A l'origine, Danièle Thompson voyait plutôt Guillaume Gallienne incarner Emile Zola comme l'acteur possède un "physique intellectuel". Mais lorsqu'elle lui a remis le scénario, il a immédiatement dit qu'il voulait jouer Cézanne, en ajoutant : "Si tu veux, on fait une lecture et tu verras si vraiment je peux être Cézanne". La lecture s'est avérée concluante.
Comme il s'agit d'un film historique bien différent des précédents longs métrages de Danièle Thompson, Cézanne et moi a été difficile à financer. C'est le producteur et conjoint de la réalisatrice, Albert Koski, qui a rendu les choses possibles, entre autres en entraînant Pathé dans l'aventure.

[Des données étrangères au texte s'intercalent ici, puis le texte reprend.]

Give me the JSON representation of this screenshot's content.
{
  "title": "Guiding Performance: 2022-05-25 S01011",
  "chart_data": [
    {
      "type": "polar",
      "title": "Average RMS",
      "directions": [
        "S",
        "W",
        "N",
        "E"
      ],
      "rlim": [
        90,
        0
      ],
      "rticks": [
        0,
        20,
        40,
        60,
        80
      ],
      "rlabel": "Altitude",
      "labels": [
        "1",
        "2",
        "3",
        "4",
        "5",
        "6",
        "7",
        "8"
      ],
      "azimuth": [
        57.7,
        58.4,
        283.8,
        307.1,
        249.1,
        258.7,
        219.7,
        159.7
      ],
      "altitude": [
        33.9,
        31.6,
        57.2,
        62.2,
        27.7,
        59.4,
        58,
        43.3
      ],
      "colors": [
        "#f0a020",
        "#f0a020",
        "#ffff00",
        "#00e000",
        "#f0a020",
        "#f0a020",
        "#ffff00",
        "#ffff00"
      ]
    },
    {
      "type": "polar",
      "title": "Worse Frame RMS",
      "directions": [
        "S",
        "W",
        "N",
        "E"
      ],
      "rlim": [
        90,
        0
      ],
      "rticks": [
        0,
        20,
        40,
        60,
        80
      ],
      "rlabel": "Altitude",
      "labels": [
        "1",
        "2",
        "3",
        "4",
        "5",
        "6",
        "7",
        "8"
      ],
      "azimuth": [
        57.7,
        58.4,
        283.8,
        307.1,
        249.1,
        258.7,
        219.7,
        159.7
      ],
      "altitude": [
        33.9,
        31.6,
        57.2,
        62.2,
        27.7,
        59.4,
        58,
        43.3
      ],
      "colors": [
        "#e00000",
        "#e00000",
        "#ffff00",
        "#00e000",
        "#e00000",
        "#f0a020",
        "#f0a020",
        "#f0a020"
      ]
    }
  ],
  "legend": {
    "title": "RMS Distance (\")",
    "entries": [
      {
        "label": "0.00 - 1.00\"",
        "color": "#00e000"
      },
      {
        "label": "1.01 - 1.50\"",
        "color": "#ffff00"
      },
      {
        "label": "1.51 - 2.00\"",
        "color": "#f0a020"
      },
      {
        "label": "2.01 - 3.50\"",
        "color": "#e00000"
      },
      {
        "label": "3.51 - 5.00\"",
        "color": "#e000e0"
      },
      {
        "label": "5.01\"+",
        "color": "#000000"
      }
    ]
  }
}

Danièle Thompson ne voulait pas une lumière trop "cézannienne" et avait pour référence des films qui l'avaient marquée comme Van gogh de Maurice Pialat, Le Déjeuner sur l'herbe de Jean Renoir, Un dimanche à la campagne de Bertrand Tavernier, La Leçon de piano et Portrait de femme de Jane Campion, Le Temps de l'innocence de Martin Scorsese et enfin Carrington de Christopher Hampton. Comme il s'agit d'un film différents de ses précédents, Danièle Thompson voulait aussi travailler avec d'autres personnes. C'est dans cette optique qu'elle a fait équipe avec le directeur de la photographie Jean-Marie Dreujou que Jacques Audiard lui a recommandé.
Danièle Thompson ne voulait pas d'une musique d'époque. La cinéaste a demandé à Eric Neveux de composer une musique qui soit liée au sentiment et qui ne soit pas extérieure ou contemplative. Elle développe : "Je ne voulais pas pour cette fin d’une musique désespérante et Eric m’a immédiatement évoqué ce que représentait pour lui ce retour vers la montagne et vers ces paysages de Provence auquel il appartient. Il part vers son oeuvre, vers son destin d’artiste, vers ce qu’il est vraiment. Nous avions tous les deux envie d’une tonalité d’espérance. Cette histoire d’amitié – qui est presque une histoire d’amour - aura été douloureuse et magnifique."
Pour se préparer à jouer Cézanne, Guillaume Gallienne a rencontré un ami de Danièle Thompson qui est un peintre marseillais : Gérard Traquandi. L'acteur confie : "La première fois que je suis allé le voir dans son atelier – sept ou huit mois avant le début du tournage – il a pris une toile, un chevalet, et m’a dit : « Alors Cézanne, c’était comme ça, et puis les pinceaux, c’était ça, la palette, c’était ça... Bon je te donne un peu de cobalt... Et peins ça. » J’avais regardé des photos de Cézanne au travail, j’avais vu comment il tenait ses pinceaux, je commence à peindre, et là il me dit : « Tu as un problème, tu veux remplir trop vite ». Ce n’est pas tombé dans l’oreille d’un sourd, car c’est quelque chose qu’on peut me reprocher aussi en tant qu’acteur. Message reçu ! « Vide, ne remplis pas, pars de rien, pars de ce que tu vois... » Avec Gérard, nous avons travaillé régulièrement, nous sommes allés au Musée d’Orsay aussi. « Et ce tableau, tu en penses quoi ? – C’est une croûte, non ? – Oui, tu as raison, mais déjà on voit l’humilité. »"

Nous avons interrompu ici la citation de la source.